Pero Silvère se ponía serio y respondía con voz limpia:

—Si esos miserables nos han despojado, ¡peor para ellos! No quiero su dinero. Mire, tío, no nos toca a nosotros perjudicar a nuestra familia. Han obrado mal, serán terriblemente castigados un día.
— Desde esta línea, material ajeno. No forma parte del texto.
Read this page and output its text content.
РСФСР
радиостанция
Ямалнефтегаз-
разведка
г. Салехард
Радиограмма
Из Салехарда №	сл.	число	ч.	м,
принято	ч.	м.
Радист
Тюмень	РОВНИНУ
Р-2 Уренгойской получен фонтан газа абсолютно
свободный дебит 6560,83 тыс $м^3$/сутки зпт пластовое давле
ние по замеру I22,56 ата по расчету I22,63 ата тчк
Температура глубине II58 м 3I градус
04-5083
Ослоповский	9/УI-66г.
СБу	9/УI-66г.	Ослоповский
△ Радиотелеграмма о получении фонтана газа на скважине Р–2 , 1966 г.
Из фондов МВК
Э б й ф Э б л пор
—¡Ah!, ¡qué inocencia la tuya! —gritaba el tío—. Cuando seamos los más fuertes, ya verás cómo yo mismo arreglo mis asuntillos. ¡Pues sí que se ocupa de nosotros el buen Dios! ¡Qué familia más asquerosa, qué familia más asquerosa la nuestra! Ya puedo reventar de hambre, que ni uno solo de esos sinvergüenzas me arrojaría un mendrugo de pan. —Cuando Macquart empezaba con este tema, era inagotable. Mostraba al desnudo las sangrantes heridas de su envidia. Lo veía todo rojo en cuanto se ponía a pensar que era el único de la familia que no había tenido suerte, y que comía patatas cuando los otros tenían carne a discreción. Todos sus parientes, hasta sus sobrinos nietos, pasaban entonces por sus manos, y encontraba agravios y amenazas contra cada uno de ellos—. Sí, sí —repetía con amargura—, me dejarían reventar como un perro.
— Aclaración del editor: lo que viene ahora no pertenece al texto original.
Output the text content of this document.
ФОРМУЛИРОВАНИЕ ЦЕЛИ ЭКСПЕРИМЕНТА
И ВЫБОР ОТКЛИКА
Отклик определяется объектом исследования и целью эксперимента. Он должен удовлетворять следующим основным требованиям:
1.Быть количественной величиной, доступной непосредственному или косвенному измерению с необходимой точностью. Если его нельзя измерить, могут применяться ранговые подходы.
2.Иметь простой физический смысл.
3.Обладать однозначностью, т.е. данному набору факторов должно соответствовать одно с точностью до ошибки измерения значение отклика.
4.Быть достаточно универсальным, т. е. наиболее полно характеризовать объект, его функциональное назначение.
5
Gervaise, sin alzar la cabeza, sin dejar de tirar de su aguja, decía a veces tímidamente:

—Sin embargo, papá, mi primo Pascal ha sido bueno con nosotros, el año pasado, cuando estabas enfermo.
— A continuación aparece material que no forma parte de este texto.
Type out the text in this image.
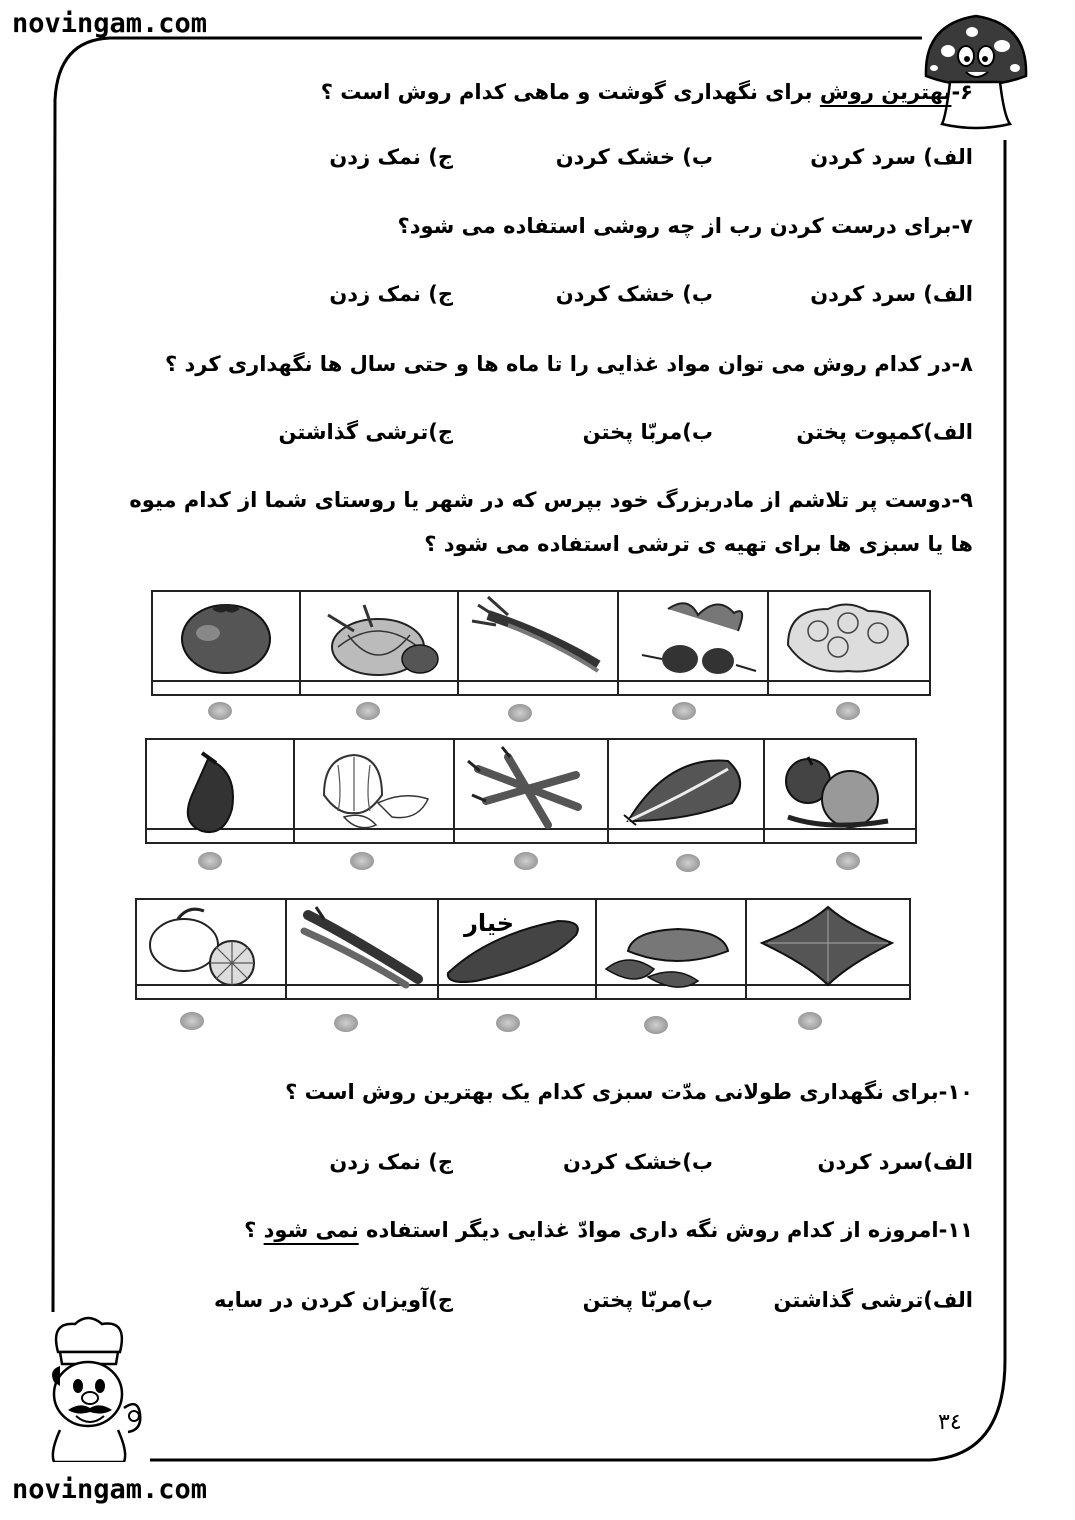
novingam.com
novingam.com
۶-بهترین روش برای نگهداری گوشت و ماهی کدام روش است ؟
الف) سرد کردن
ب) خشک کردن
ج) نمک زدن
۷-برای درست کردن رب از چه روشی استفاده می شود؟
الف) سرد کردن
ب) خشک کردن
ج) نمک زدن
۸-در کدام روش می توان مواد غذایی را تا ماه ها و حتی سال ها نگهداری کرد ؟
الف)کمپوت پختن
ب)مربّا پختن
ج)ترشی گذاشتن
۹-دوست پر تلاشم از مادربزرگ خود بپرس که در شهر یا روستای شما از کدام میوه ها یا سبزی ها برای تهیه ی ترشی استفاده می شود ؟
خیار
۱۰-برای نگهداری طولانی مدّت سبزی کدام یک بهترین روش است ؟
الف)سرد کردن
ب)خشک کردن
ج) نمک زدن
۱۱-امروزه از کدام روش نگه داری موادّ غذایی دیگر استفاده نمی شود ؟
الف)ترشی گذاشتن
ب)مربّا پختن
ج)آویزان کردن در سایه
۳٤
—Te cuidó sin pedir nunca un céntimo —proseguía Fine, acudiendo en ayuda de su hija—, y a menudo me dio monedas de cinco francos para hacerte un caldo.

—¡Él! ¡Me habría hecho reventar, si no tuviera yo una buena constitución! —exclamaba Macquart—. ¡Callaos, idiotas! Os dejáis liar como niñas. Todos querrían verme muerto. Cuando esté enfermo, por favor, no vayáis a buscar a mi sobrino, porque no estaría yo nada tranquilo sabiéndome en sus manos. Es un médico de pacotilla, no tiene una persona como es debido en su clientela. —Después, una vez lanzado, ya no se paraba—. ¡Es como esa víbora de Aristide! —decía—, es un hipócrita, un traidor. ¿Es que ni te vas a creer sus artículos de
El Independiente
, tú, Silvère? Serías tonto de capirote. Ni siquiera están escritos en francés. Siempre he dicho que ese republicano de contrabando se entendía con su digno padre para burlarse de nosotros. Ya verás cómo le da la vuelta a la chaqueta… Y su hermano, el ilustre Eugène, ¡ese gordo imbécil con el que los Rougon tanta lata dan! ¡Pues no tienen la frescura de pretender que disfruta en París de buena posición! La conozco, yo, su posición. Está empleado en la calle de Jerusalén
[4]
, es un soplón…

—¿Quién se lo ha dicho? No sabe usted nada —interrumpía Silvère, cuyo espíritu recto acababa por verse herido por las mentirosas acusaciones de su tío.